Proposed “Point-of-Sale Price Reductions” Safe Harbor

he Proposed Rule also contains two new safe harbors, the first of which would protect point-of-sale price reductions offered by drug manufacturers on certain products payable under Medicare Part D or by Medicaid MCOs (or PBMs working on behalf of such entities) if three conditions are satisfied: [12]

  1. The reduction in price is set in advance with the plan sponsor under Medicare Part D, the Medicaid MCO, or the PBM.
  2. The reduction in price does not involve a rebate unless the full value of the reduction in price is provided to the dispensing pharmacy through a chargeback [13] (or a series of chargebacks) or the rebate is required by law; and
  3. The reduction in price is completely reflected in the price the pharmacy charges to the beneficiary at the point of sale. [14]

The proposed effective date for the new safe harbor would be 60 days after publication of the final rule. HHS is asking for feedback on various issues, including how the above conditions could be modified to encourage point-of-sale price reductions without posing any additional risk to federal health care programs or patients.

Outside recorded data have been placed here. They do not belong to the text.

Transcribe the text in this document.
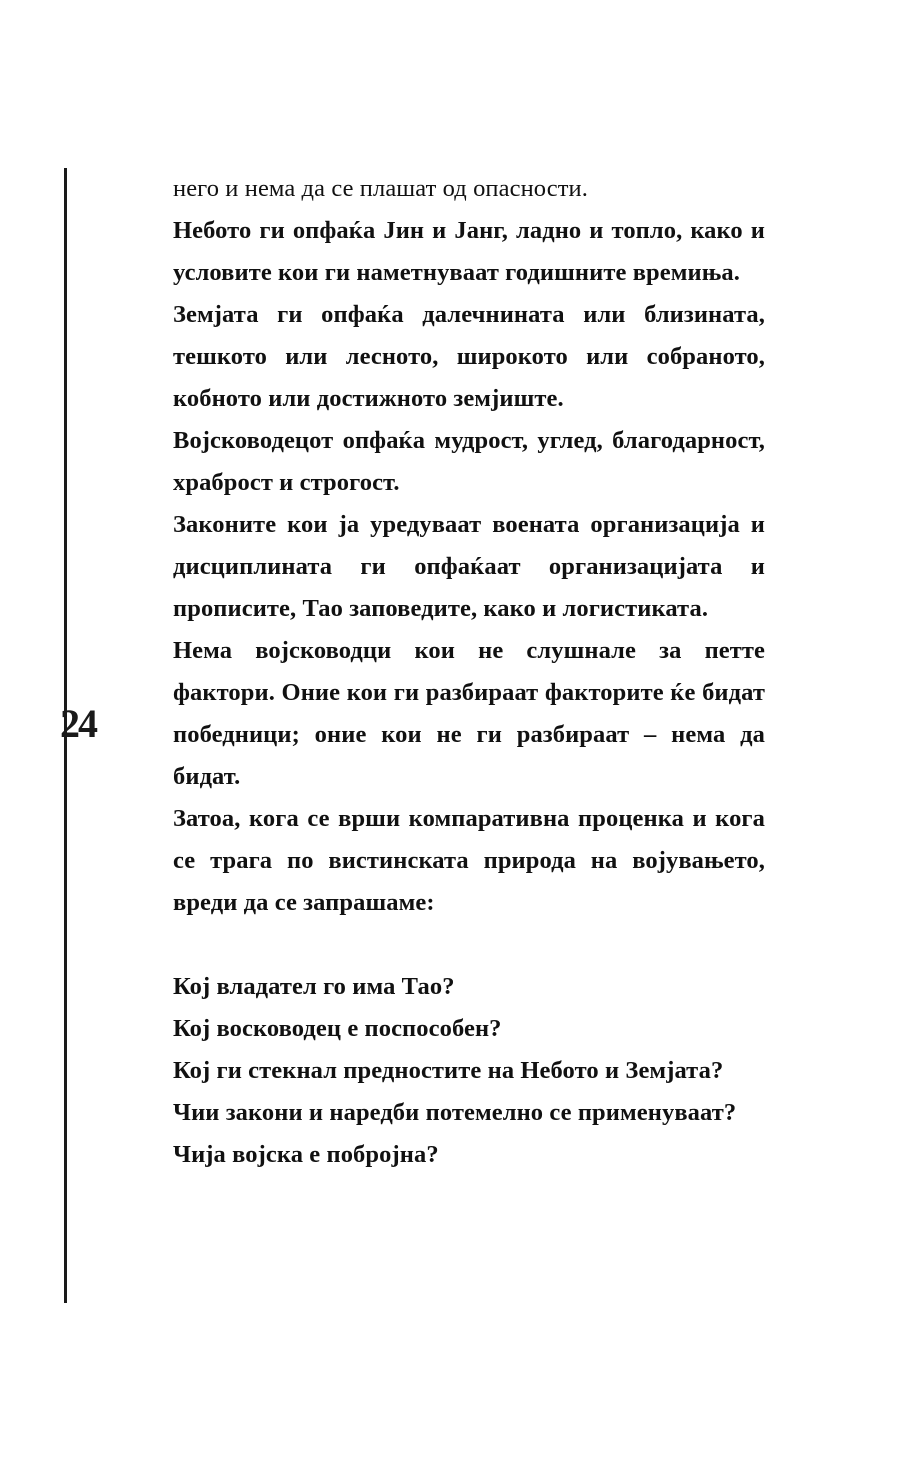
24

него и нема да се плашат од опасности.

Небото ги опфаќа Јин и Јанг, ладно и топло, како и условите кои ги наметнуваат годишните времиња.

Земјата ги опфаќа далечнината или близината, тешкото или лесното, широкото или собраното, кобното или достижното земјиште.

Војсководецот опфаќа мудрост, углед, благодарност, храброст и строгост.

Законите кои ја уредуваат воената организација и дисциплината ги опфаќаат организацијата и прописите, Тао заповедите, како и логистиката.

Нема војсководци кои не слушнале за петте фактори. Оние кои ги разбираат факторите ќе бидат победници; оние кои не ги разбираат – нема да бидат.

Затоа, кога се врши компаративна проценка и кога се трага по вистинската природа на војувањето, вреди да се запрашаме:

Кој владател го има Тао?

Кој восководец е поспособен?

Кој ги стекнал предностите на Небото и Земјата?

Чии закони и наредби потемелно се применуваат?

Чија војска е поброjна?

Proposed “PBM Service Fees” Safe Harbor

The second proposed safe harbor would protect fixed fees that drug manufacturers pay to PBMs for services the PBMs provide for the benefit of the manufacturer when such services relate to the PBMs’ provision of pharmacy benefit management services to health plans. [15] Under the Proposed Rule, the safe harbor would only protect such payments if the following conditions are met:

  1. The PBM and the drug manufacturer have a written agreement that: (a) covers all of the services the PBM provides to the manufacturer in connection with the PBM’s arrangements with health plans for the term of the agreement, and (b) specifies each of the services to be provided by the PBM and the corresponding compensation for such services; and
  2. Compensation paid to the PBM is: (a) consistent with fair market value in an arm’s-length transaction; (b) a fixed payment, not based on a percentage of sales; and (c) not determined in a manner that takes into account the volume or value of any referrals or business otherwise generated between the parties, or between the manufacturer and the PBM’s health plans, for which payment may be made in whole or in part under Medicare, Medicaid, or other federal health care programs. [16]

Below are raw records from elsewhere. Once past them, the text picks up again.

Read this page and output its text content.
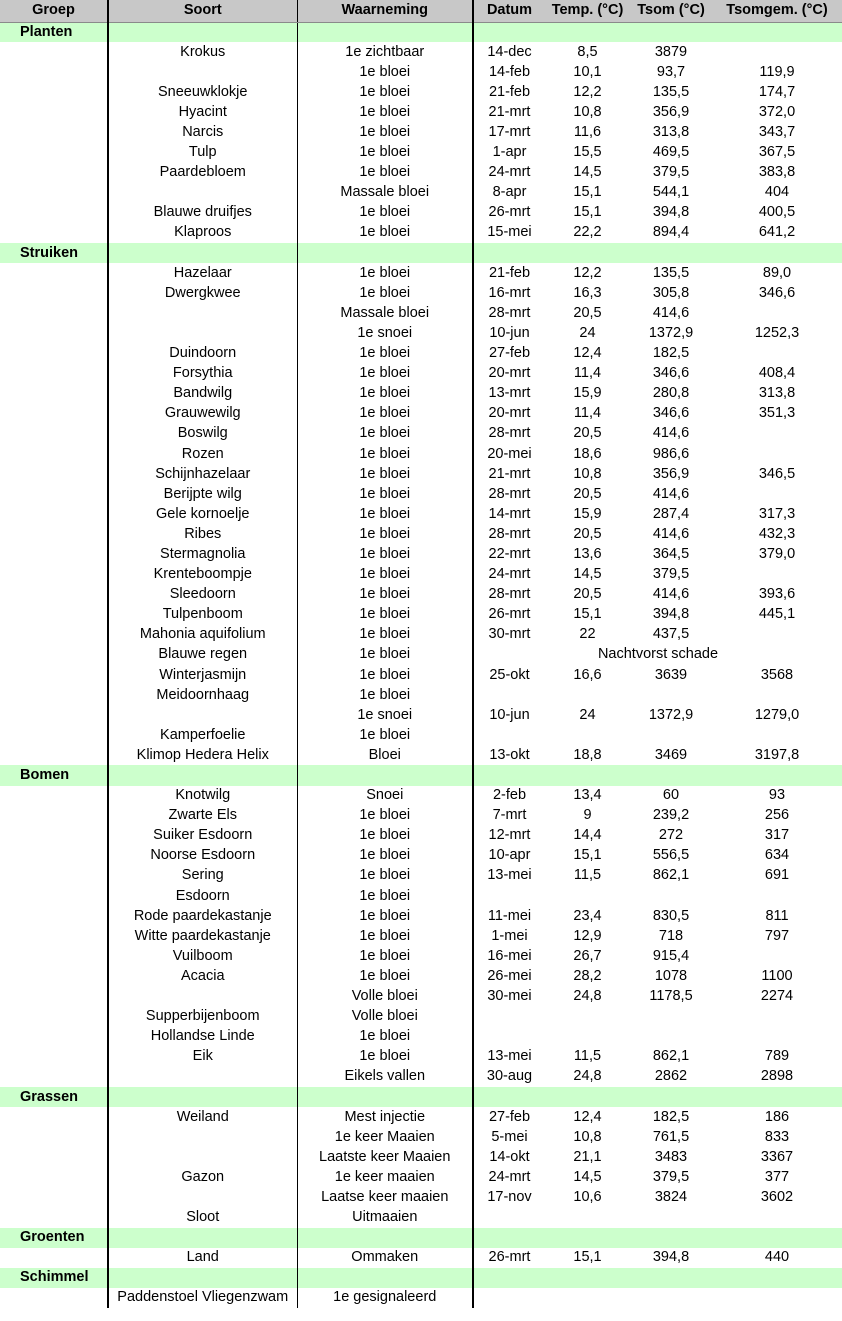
Groep	Soort	Waarneming	Datum	Temp. (°C)	Tsom (°C)	Tsomgem. (°C)
Planten						
	Krokus	1e zichtbaar	14-dec	8,5	3879	
		1e bloei	14-feb	10,1	93,7	119,9
	Sneeuwklokje	1e bloei	21-feb	12,2	135,5	174,7
	Hyacint	1e bloei	21-mrt	10,8	356,9	372,0
	Narcis	1e bloei	17-mrt	11,6	313,8	343,7
	Tulp	1e bloei	1-apr	15,5	469,5	367,5
	Paardebloem	1e bloei	24-mrt	14,5	379,5	383,8
		Massale bloei	8-apr	15,1	544,1	404
	Blauwe druifjes	1e bloei	26-mrt	15,1	394,8	400,5
	Klaproos	1e bloei	15-mei	22,2	894,4	641,2
Struiken						
	Hazelaar	1e bloei	21-feb	12,2	135,5	89,0
	Dwergkwee	1e bloei	16-mrt	16,3	305,8	346,6
		Massale bloei	28-mrt	20,5	414,6	
		1e snoei	10-jun	24	1372,9	1252,3
	Duindoorn	1e bloei	27-feb	12,4	182,5	
	Forsythia	1e bloei	20-mrt	11,4	346,6	408,4
	Bandwilg	1e bloei	13-mrt	15,9	280,8	313,8
	Grauwewilg	1e bloei	20-mrt	11,4	346,6	351,3
	Boswilg	1e bloei	28-mrt	20,5	414,6	
	Rozen	1e bloei	20-mei	18,6	986,6	
	Schijnhazelaar	1e bloei	21-mrt	10,8	356,9	346,5
	Berijpte wilg	1e bloei	28-mrt	20,5	414,6	
	Gele kornoelje	1e bloei	14-mrt	15,9	287,4	317,3
	Ribes	1e bloei	28-mrt	20,5	414,6	432,3
	Stermagnolia	1e bloei	22-mrt	13,6	364,5	379,0
	Krenteboompje	1e bloei	24-mrt	14,5	379,5	
	Sleedoorn	1e bloei	28-mrt	20,5	414,6	393,6
	Tulpenboom	1e bloei	26-mrt	15,1	394,8	445,1
	Mahonia aquifolium	1e bloei	30-mrt	22	437,5	
	Blauwe regen	1e bloei	Nachtvorst schade			
	Winterjasmijn	1e bloei	25-okt	16,6	3639	3568
	Meidoornhaag	1e bloei				
		1e snoei	10-jun	24	1372,9	1279,0
	Kamperfoelie	1e bloei				
	Klimop Hedera Helix	Bloei	13-okt	18,8	3469	3197,8
Bomen						
	Knotwilg	Snoei	2-feb	13,4	60	93
	Zwarte Els	1e bloei	7-mrt	9	239,2	256
	Suiker Esdoorn	1e bloei	12-mrt	14,4	272	317
	Noorse Esdoorn	1e bloei	10-apr	15,1	556,5	634
	Sering	1e bloei	13-mei	11,5	862,1	691
	Esdoorn	1e bloei				
	Rode paardekastanje	1e bloei	11-mei	23,4	830,5	811
	Witte paardekastanje	1e bloei	1-mei	12,9	718	797
	Vuilboom	1e bloei	16-mei	26,7	915,4	
	Acacia	1e bloei	26-mei	28,2	1078	1100
		Volle bloei	30-mei	24,8	1178,5	2274
	Supperbijenboom	Volle bloei				
	Hollandse Linde	1e bloei				
	Eik	1e bloei	13-mei	11,5	862,1	789
		Eikels vallen	30-aug	24,8	2862	2898
Grassen						
	Weiland	Mest injectie	27-feb	12,4	182,5	186
		1e keer Maaien	5-mei	10,8	761,5	833
		Laatste keer Maaien	14-okt	21,1	3483	3367
	Gazon	1e keer maaien	24-mrt	14,5	379,5	377
		Laatse keer maaien	17-nov	10,6	3824	3602
	Sloot	Uitmaaien				
Groenten						
	Land	Ommaken	26-mrt	15,1	394,8	440
Schimmel						
	Paddenstoel Vliegenzwam	1e gesignaleerd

The PBM must also disclose annually in writing to each health plan with which it contracts, and to the HHS Secretary upon request, the services it rendered to each manufacturer that are related to the PBM’s arrangements with that health plan and the associated costs for such services. [17] The Proposed Rule does not specify an effective date for this new safe harbor provision.

Next Steps

It is unclear whether he Proposed Rule, if finalized, would actually result in the lower drug prices. However, it is clear that the Proposed Rule would significantly alter the contracting relationships between manufacturers, PBMs, and pharmacies. PBMs and manufacturers would need to develop novel approaches to provide discounts that fall within the new safe harbors. Existing Part D and managed care Medicaid rebate agreements will need to reviewed and amended prior to the implementation date. With regard to Part D plan beneficiaries, those who have not yet met their deductibles or have co-insurance based on a percentage of a drug’s list price stand to benefit significantly from the corresponding reductions in out-of-pocket expenses. However, Part D beneficiaries may also see rising premiums as plans stop applying drug manufacturer rebates to reduce these payment obligations.

Companies involved in arrangements affected by the Proposed Rule should assess potential business opportunities associated with arrangements structured to fit under the two new safe harbors, as well as legal and compliance risks.